Perhaps the most compelling point from this study was the bacteria that researchers found as the most frequent cause of gum disease: P. gingivalis. In a different study, researchers suggest that “plaques of beta-amyloid protein, a major hallmark of Alzheimer’s disease, may be produced as a response to this [P. gingivalis] infection.” 

Here we find ourselves at the intersection of correlation and causation yet again. Research will be ongoing, including another recent study showing “increases in ‘bad’ bacteria and increases in ‘good’ bacteria associated with amyloid beta.” The implications here are that there may be upstream factors, such as oral hygiene combined with a ratio of so-called “good” and “bad” bacteria in the mouth, that can either prevent the development of Alzheimer’s or, if imbalanced, can directly cause Alzheimer’s disease.


Alzheimer’s disease in its complexity poses a problem for researchers that is less common in other fields of biomedical research. For genetic diseases like cystic fibrosis or sickle-cell anemia, which are also complex, there is a firm understanding in the cause of these diseases, although its clinical presentation and pathophysiology can certainly look different across the patient community. Alzheimer’s, which does have a genetic component, has a constellation of different factors that appear to increase one’s risk for developing the disease, as well as a constellation of different symptoms and prognoses.

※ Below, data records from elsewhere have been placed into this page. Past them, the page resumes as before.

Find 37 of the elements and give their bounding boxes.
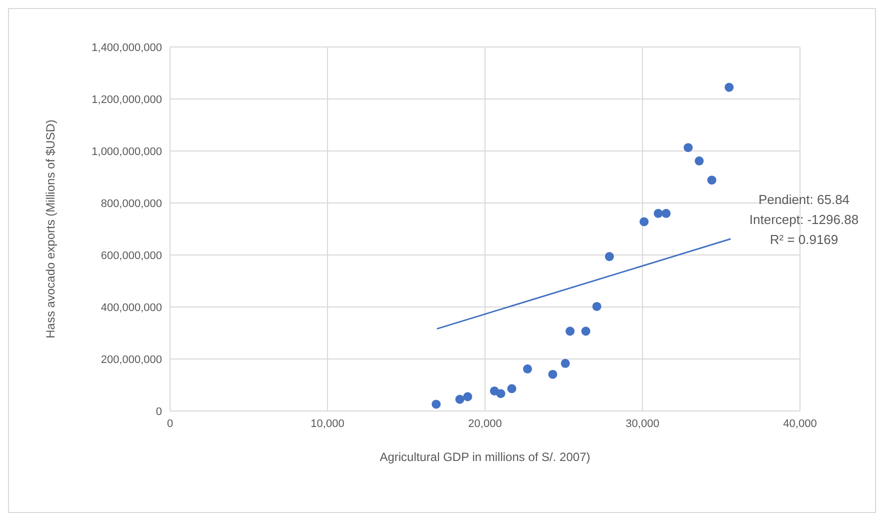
point	[694, 156, 704, 166]
point	[684, 143, 693, 152]
y-tick-label: 200,000,000	[100, 354, 162, 366]
annotation: R² = 0.9169	[770, 232, 838, 247]
x-tick-label: 40,000	[783, 418, 817, 430]
point	[640, 217, 649, 226]
point	[604, 252, 614, 262]
point	[724, 82, 734, 92]
point	[581, 326, 590, 336]
y-tick-label: 0	[156, 406, 162, 418]
y-tick-label: 400,000,000	[100, 302, 162, 314]
point	[707, 176, 716, 185]
point	[507, 384, 516, 394]
point	[548, 370, 558, 379]
y-tick-label: 800,000,000	[100, 198, 162, 210]
point	[592, 302, 602, 311]
x-tick-label: 30,000	[626, 418, 660, 430]
point	[496, 389, 506, 398]
point	[560, 358, 570, 368]
point	[432, 400, 441, 409]
x-tick-label: 0	[166, 418, 174, 430]
annotation: Pendient: 65.84	[758, 192, 850, 207]
y-tick-label: 1,000,000,000	[92, 146, 162, 158]
x-tick-label: 20,000	[468, 418, 502, 430]
y-tick-label: 600,000,000	[100, 250, 162, 262]
point	[463, 392, 472, 402]
y-tick-label: 1,400,000,000	[92, 42, 162, 54]
point	[566, 326, 575, 336]
point	[662, 208, 671, 218]
annotation: Intercept: -1296.88	[749, 212, 859, 227]
x-axis-title: Agricultural GDP in millions of S/. 2007)	[380, 450, 590, 464]
y-axis-title: Hass avocado exports (Millions of $USD)	[43, 120, 58, 338]
point	[523, 364, 532, 374]
point	[654, 208, 663, 218]
x-tick-label: 10,000	[310, 418, 344, 430]
point	[455, 394, 464, 404]
y-tick-label: 1,200,000,000	[92, 94, 162, 106]
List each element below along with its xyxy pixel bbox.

Based on the few studies discussed above, can we affirmatively say that gingivitis causes Alzheimer’s? I hesitate to say we can say that, but I think it’s reasonable to say there appears to be something very interesting and worth further investigating in the associations between gum disease, oral bacteria, and Alzheimer’s dementia. We can confidently say that those with gum disease appear to be more at risk for developing Alzheimer’s. Whether or not this changes how scientists should treat Alzheimer’s after diagnosis, I’m not sure, but from a purely risk factor perspective combined with the incidence of gum disease, it’s clear that we shouldn’t take gum disease lightly. After all, nearly 65 million Americans over the age of 30 have periodontitis. This research does not claim that these Americans will all develop Alzheimer’s but they may be more likely to develop the disease compared to those who don’t have gum disease. As periodontitis itself can lead to other downstream issues, it seems like a reasonable public health concern to work to reduce periodontitis.

The current research is clear that Alzheimer’s is a clinical syndrome that affects those who suffer from it in a variety of ways and due to the assortment of different risk factors, it’s critical to remember that the full-scape approach to Alzheimer’s should be considered multi-disciplinary and from the lenses of prevention, diagnosis, and treatment.

In subsequent evaluations of the unseen links to Alzheimer’s, we’ll consider air pollution, diet, and exercise.